The Stranger Side of Fantasy

by Tess Adair

 

 

Everybody has fantasies. Every range of fantasy exists--some fantasies are purely sexual, and some aren’t sexual at all. Whenever you idly wonder what you might do when the zombies come and end up outright mapping your escape over mountainous terrain with a backpack full of canned goods--that’s a form of fantasy. (Yes, everybody does it. Everybody has a zombie escape plan. Yours is not special and you will not survive.)

 

Every once in awhile, I come face-to-face with some kind of proof that not everyone’s fantasies are as elaborate, involved, or numerous as mine are. I have a few that are more mundane--I fantasize about the first time I’ll do a real, full pull up on my own. I fantasize about getting a move in pole that feels beyond my reach, and I fantasize about setting pole routines to various songs I like (using power moves I cannot do.) I fantasize about quitting my job. You should all take it as a given that I have fantasies about being a Starship Captain with the Federation. Fantasies where I get my Hogwarts letter. Fantasies where I makeout with someone and accidentally kill them with my newfound mutant power (which for some reason skipped the first, idk, 20 or so people I’ve made out with and just went for this one.)

 

I have other fantasies too, of course.
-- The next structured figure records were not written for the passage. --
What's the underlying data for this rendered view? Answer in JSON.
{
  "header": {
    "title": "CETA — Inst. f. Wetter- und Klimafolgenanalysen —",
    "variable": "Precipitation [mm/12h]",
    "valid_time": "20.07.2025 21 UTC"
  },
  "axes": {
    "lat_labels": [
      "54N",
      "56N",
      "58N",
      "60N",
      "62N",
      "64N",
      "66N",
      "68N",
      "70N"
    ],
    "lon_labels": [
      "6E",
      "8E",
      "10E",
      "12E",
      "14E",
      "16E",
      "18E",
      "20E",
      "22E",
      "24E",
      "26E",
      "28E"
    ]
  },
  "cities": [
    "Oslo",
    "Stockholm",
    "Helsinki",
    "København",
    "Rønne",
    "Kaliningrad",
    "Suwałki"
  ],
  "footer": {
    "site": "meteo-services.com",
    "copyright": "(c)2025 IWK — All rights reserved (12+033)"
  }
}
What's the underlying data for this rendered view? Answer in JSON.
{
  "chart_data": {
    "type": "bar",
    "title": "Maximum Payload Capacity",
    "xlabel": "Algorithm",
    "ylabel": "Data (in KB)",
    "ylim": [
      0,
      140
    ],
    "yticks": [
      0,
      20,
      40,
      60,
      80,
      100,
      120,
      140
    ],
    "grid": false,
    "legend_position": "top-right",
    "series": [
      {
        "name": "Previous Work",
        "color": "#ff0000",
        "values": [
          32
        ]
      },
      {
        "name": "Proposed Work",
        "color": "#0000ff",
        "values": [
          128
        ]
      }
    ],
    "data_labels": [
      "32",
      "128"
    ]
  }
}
Fantasies involving Ian Somerhalder, or his character Damon Salvatore, or some alternate universe where both exist and I meet them at the same time. (ELABORATE.)

 

Maybe other people grow out of their fantasies after school. I didn’t, and I don’t really see myself ever growing out of them. Maybe I have an overactive imagination. Maybe it’s just a side-effect of spending most of my free time making up stories.

 

I don’t know why I have so many and I don’t know if it’s normal, and I don’t care. I actually think it’s my healthiest idiosyncrasy. Escaping into a fantasy allows me to live and breathe in this sphere of endless hope and possibility that I don’t find useful in everyday life. Not to get too Rust Cohle or anything, but while I would call myself a realist, in philosophical terms, one would call me a pessimist. I have a tendency to go through life braced for the worst possible outcome in any given situation--because, honestly, that’s what past experience has taught me to do.

 

See, I actually have a lot of recurring fantasies that involve surviving extreme conditions of some kind. Sometimes the fantasy is about trying to find a temporary safe haven in the apocalypse; sometimes it’s about setting up a tent on a snowy pass in the middle of an ice storm. Oddly enough, these are often the fantasies I’ll employ when I’m having trouble going to sleep--they help, somehow, to lull me there.

 

I’m not totally sure what it is, but it happens more often when I’m stressed out about anything. I think a small part of it is the simple comfort of knowing that this weird terrible fantasy I’ve cooked up is far worse than my reality--my reality is my own mattress and sheets and and the walls of my apartment. However stressed out I am in that moment, thinking about some far removed adventure place helps to ground me in the fact that, at the end of the day, I am safe, I am fed, I am housed. I am lucky.

 

But I think there’s also some promise in the fantasy itself--in the fantasy, I’m always doing something to ensure my safety. The aesthetics of the fantasy is threat, but the core of the fantasy is comfort. It’s the warm fire in the middle of the snow storm. The high ground above the zombie hordes.

 

In a way, I’m fantasizing about the fantasies themselves. My fantasies are the safe space I can make for myself whenever everything feels out of hand. No matter what else is happening, I can always close my eyes and disappear into some far corner of my mind, where I’m perfectly safe. It’s like an extra convoluted form of meditation.

 

I’ve had someone tell me that they didn’t have any fantasies. It’s hard to imagine that anyone else’s brain works differently from your own, so my first impulse is to pity them. How do you entertain yourself without fantasy? How do you learn about yourself? Perhaps other people don’t learn about themselves through experimentation, but I do. And fantasy is the safest kind of experimentation--and, really, the only kind you can do by yourself. Which means it’s the closest you can get to experimenting in a vacuum.

 

Of course, sometimes I wonder if I take it too far. At what point do I get lost in a fantasy? At what point is its continuation a detriment? Fantasy can get too personal--after all, if you fantasize as often as I do, you will inevitably fantasize, ever so obliquely, about someone you know. What happens if you fantasize about someone...and you enjoy it enough to do it again? When does fantasy turn into feeling? Can you accidentally talk yourself into falling for someone? Or do your fantasies only reveal what was there all along?


I don’t know. What I do know is that it’s been a very stressful week. And I’m thinking a lot about mountain climbing.